ECLI:NL:HR:2015:2872

Hoge Raad

Datum uitspraak
29 september 2015
Publicatiedatum
29 september 2015
Zaaknummer
14/01388
Instantie
Hoge Raad
Type
Uitspraak
Rechtsgebied
Strafrecht
Procedures
  • Cassatie
Rechters
Vindplaatsen
  • Rechtspraak.nl
AI samenvatting door LexboostAutomatisch gegenereerd

Ontvankelijkheid van het Openbaar Ministerie in strafvervolging bij echtscheiding en klachtvereiste

In deze zaak heeft de Hoge Raad op 29 september 2015 uitspraak gedaan in een cassatieprocedure tegen een arrest van het Gerechtshof Den Haag. De verdachte was aangeklaagd voor diefstal, waarbij de vraag centraal stond of het Openbaar Ministerie ontvankelijk was in de strafvervolging, gezien de echtscheiding tussen de verdachte en de aangever. De verdediging stelde dat de verdachte en de aangever volgens Turks recht nog gehuwd waren, waardoor de vervolging uitgesloten zou zijn op basis van artikel 316 van het Wetboek van Strafrecht. Daarnaast werd aangevoerd dat, nu er geen klacht van de aangever was, het Openbaar Ministerie niet-ontvankelijk verklaard diende te worden.
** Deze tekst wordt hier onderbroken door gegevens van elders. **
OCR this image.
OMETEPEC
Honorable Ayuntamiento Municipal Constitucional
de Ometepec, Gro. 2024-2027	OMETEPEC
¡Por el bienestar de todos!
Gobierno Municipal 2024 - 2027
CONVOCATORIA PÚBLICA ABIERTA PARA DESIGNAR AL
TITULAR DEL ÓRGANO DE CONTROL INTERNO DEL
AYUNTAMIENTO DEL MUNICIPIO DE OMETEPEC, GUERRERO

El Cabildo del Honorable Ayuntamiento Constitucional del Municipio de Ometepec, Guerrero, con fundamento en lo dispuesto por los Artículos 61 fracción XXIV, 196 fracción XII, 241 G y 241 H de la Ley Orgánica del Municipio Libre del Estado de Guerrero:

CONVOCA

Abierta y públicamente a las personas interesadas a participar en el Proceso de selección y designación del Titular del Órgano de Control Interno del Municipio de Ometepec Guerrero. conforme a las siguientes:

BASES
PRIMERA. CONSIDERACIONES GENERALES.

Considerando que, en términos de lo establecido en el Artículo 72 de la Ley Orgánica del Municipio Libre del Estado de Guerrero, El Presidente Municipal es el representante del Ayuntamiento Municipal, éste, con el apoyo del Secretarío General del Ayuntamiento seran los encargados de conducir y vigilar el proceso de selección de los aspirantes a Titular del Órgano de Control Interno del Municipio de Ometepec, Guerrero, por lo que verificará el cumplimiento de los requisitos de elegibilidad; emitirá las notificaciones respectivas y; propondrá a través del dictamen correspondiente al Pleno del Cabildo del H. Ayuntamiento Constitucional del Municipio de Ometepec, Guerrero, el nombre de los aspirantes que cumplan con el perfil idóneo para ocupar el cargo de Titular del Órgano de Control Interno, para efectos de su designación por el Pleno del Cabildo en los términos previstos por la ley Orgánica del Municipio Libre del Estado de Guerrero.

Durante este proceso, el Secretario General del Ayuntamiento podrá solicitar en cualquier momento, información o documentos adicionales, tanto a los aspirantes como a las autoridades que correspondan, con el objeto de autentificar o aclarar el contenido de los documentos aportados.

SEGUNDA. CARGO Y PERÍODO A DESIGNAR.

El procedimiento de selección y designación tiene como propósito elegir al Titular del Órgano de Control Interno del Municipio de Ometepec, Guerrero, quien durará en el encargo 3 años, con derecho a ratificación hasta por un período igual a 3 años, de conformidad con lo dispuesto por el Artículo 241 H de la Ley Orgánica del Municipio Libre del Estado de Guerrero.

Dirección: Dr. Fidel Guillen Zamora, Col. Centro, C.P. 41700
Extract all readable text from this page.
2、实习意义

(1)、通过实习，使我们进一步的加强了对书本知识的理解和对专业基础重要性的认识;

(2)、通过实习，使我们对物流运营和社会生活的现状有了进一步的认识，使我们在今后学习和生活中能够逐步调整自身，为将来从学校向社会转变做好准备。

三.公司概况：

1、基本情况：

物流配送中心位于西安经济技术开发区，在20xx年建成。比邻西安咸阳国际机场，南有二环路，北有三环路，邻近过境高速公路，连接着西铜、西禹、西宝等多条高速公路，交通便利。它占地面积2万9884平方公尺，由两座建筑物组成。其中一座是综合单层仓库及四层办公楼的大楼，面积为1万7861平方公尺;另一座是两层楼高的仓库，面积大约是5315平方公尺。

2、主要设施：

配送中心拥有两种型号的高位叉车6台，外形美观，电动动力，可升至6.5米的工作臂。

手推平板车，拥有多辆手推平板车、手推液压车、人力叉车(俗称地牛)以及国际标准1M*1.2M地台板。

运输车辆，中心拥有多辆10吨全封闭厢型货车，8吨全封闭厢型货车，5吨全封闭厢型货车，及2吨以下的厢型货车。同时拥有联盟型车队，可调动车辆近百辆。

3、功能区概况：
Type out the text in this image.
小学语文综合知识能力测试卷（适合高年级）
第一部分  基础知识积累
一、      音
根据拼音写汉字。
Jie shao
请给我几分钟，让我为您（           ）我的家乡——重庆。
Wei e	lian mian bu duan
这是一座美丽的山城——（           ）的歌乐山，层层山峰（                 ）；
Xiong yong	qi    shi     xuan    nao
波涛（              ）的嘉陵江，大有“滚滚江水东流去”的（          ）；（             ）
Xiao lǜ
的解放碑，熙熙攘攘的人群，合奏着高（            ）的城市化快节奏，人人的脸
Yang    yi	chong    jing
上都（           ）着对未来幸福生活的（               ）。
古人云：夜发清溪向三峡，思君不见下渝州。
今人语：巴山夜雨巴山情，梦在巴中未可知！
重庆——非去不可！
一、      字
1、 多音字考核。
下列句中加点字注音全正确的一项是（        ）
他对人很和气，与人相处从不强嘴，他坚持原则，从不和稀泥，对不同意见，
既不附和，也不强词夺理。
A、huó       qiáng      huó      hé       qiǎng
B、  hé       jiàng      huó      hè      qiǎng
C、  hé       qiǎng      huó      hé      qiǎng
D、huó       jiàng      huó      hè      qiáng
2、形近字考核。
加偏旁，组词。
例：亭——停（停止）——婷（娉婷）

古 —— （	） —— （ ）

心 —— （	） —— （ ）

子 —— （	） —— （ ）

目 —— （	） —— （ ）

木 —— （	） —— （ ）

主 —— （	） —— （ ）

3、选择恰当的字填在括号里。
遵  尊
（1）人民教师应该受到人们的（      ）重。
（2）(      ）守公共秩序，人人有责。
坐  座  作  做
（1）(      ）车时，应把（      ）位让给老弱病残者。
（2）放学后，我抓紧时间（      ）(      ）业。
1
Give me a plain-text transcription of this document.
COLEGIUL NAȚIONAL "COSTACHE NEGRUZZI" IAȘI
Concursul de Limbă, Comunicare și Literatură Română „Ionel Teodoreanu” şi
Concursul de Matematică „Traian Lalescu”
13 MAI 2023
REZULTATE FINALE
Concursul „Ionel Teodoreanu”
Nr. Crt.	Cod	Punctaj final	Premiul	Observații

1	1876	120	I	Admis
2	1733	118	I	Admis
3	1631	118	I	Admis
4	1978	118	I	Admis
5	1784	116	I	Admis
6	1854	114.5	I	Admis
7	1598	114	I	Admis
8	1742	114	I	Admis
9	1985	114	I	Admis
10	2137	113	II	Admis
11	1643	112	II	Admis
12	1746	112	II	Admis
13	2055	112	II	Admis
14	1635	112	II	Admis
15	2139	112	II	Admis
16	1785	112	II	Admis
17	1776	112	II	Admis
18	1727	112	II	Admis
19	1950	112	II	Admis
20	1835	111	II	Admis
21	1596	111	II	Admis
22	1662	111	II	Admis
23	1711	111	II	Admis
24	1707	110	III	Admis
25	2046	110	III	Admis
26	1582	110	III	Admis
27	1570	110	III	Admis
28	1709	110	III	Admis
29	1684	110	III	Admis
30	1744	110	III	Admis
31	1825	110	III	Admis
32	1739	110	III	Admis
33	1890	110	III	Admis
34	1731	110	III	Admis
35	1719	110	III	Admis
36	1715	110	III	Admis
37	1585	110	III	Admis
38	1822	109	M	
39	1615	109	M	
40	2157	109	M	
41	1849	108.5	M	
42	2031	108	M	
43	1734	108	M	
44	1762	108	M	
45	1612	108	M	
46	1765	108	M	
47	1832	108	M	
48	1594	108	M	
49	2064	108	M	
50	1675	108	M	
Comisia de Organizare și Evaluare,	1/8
Het Hof had echter vastgesteld dat de echtscheiding tussen de verdachte en de aangever op 2 maart 2010 was uitgesproken en tijdig was ingeschreven in de registers van de burgerlijke stand. Dit betekende dat de verdachte op het moment van de strafvervolging geen echtgenoot van de aangever was in de zin van artikel 316 Sr. De Hoge Raad oordeelde dat de klacht, zoals bedoeld in artikel 316, tweede lid, Sr, in dit geval niet vereist was, omdat de verdachte niet meer als echtgenoot kon worden beschouwd. De Hoge Raad verwierp het beroep en bevestigde de beslissing van het Hof.

Uitspraak

29 september 2015
Strafkamer
nr. S 14/01388
ARA/AGE
Hoge Raad der Nederlanden
Arrest
op het beroep in cassatie tegen een arrest van het Gerechtshof Den Haag van 13 december 2013, nummer 22/005223-12, in de strafzaak tegen:
[verdachte], geboren te [geboorteplaats] op [geboortedatum] 1978.

1.Geding in cassatie

Het beroep is ingesteld door de verdachte. Namens deze heeft mr. H.P.J. van der Eerden, advocaat te 's-Gravenhage, bij schriftuur middelen van cassatie voorgesteld. De schriftuur is aan dit arrest gehecht en maakt daarvan deel uit.
De Advocaat-Generaal P.C. Vegter heeft geconcludeerd tot verwerping van het beroep.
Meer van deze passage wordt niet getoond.